Immunohistochemical staining was performed on 5 μm thick bladder TMA sections following deparaffinization and antigen retrieval in ∼98°C citrate buffer (Vector Laboratories, H-3300). Tissues were incubated overnight at 4°C with a monoclonal antibody against S100A4 (1:250; Epitomics, #3513-1), a polyclonal against SND-1 (1:100; Santa Cruz, sc-67128), or a polyclonal antibody against transaldolase (1:100; Santa Cruz, sc-51437). Staining proceeded using the standard method employing avidin-biotin complex (Vector) and the chromogen 3, 3′-Diaminobenzidine (DAB) (Dako, K3466). All stains were manually quantified by a single pathologist (H.M.) blinded to sample identity.
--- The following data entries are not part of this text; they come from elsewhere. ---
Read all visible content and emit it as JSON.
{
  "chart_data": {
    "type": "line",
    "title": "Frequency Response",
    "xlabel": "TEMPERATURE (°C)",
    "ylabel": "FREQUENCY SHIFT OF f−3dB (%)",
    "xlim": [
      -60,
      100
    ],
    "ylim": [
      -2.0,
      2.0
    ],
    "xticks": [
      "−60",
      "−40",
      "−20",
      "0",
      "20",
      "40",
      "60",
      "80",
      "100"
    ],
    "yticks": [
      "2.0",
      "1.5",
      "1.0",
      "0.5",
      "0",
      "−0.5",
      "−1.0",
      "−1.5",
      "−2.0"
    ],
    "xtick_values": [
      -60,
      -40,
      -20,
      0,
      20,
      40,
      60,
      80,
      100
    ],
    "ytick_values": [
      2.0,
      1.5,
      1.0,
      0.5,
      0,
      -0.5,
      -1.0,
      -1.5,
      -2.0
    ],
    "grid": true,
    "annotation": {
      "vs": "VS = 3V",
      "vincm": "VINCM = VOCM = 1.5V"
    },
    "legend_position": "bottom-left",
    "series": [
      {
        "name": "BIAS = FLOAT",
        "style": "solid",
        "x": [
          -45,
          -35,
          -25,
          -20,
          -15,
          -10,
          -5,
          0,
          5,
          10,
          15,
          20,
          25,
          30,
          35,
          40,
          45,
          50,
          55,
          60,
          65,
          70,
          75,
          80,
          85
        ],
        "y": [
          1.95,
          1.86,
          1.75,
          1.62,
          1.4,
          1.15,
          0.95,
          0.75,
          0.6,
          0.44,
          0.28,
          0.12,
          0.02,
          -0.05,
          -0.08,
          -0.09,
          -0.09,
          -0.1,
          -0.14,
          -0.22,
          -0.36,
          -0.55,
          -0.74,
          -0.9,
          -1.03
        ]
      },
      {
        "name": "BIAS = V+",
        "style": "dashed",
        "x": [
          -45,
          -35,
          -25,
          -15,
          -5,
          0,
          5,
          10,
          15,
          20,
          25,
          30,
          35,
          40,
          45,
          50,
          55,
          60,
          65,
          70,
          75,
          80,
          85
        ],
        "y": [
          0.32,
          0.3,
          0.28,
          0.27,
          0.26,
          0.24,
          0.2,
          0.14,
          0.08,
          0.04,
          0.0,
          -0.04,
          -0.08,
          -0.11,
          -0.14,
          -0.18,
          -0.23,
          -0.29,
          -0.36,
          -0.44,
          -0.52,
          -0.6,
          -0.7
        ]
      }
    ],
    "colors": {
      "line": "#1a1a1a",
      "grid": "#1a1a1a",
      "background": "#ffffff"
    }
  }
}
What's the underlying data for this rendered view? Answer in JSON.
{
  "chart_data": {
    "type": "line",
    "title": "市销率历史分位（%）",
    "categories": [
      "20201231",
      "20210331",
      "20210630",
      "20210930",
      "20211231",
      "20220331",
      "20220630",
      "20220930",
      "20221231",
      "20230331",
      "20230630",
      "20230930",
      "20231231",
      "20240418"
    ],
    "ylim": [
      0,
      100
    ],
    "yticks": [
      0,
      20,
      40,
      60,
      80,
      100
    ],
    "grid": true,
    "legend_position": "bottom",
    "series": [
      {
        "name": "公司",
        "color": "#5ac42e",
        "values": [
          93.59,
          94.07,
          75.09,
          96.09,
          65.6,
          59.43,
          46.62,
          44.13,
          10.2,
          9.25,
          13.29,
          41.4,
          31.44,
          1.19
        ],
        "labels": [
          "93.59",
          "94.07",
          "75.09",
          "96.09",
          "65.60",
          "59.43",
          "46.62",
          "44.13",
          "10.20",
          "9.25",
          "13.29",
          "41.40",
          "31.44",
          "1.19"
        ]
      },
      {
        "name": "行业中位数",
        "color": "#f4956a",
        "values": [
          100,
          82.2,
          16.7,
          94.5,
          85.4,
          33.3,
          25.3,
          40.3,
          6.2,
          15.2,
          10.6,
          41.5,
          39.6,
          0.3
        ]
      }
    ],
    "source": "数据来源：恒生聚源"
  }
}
The German immunoreactive scores calculated by multiplying the percentage of immunoreactive cells (0% = 0; 1–10% = 1; 11–50% = 2; 51–80% = 3; 81–100% = 4) by staining intensity (negative = 0; weak = 1; moderate = 2; strong = 3) were considered negative (0; 0–1), weakly positive (1+; 2–4), moderately positive (2+; 6–8), and strongly positive (3+; 9–12).

Statistical analysis

Gene expression values obtained from the microarray expression profile were compared between normal and cancer types using Student’s t-test. For the TMA data, the Fisher exact test or the χ2 test was used to evaluate the associations between categorized variables. The numerical data were compared by Student’s t-test. Correlations between variables were determined by the Spearman’s correlation coefficient. Survival rates in patients were calculated by the Kaplan-Meier method and comparison was made by log-rank test. These included comparisons among patients with NMI tumor or those with MIBC. Tumor progression was defined as development of high-grade or invasive carcinoma (initial PUNLMP or low-grade carcinoma), muscle-invasive or metastatic tumor (initial non-muscle-invasive high-grade carcinoma), or local recurrence or metastatic tumor after radical cystectomy (initial muscle-invasive tumor). P values less than 0.05 were considered to be statistically significant.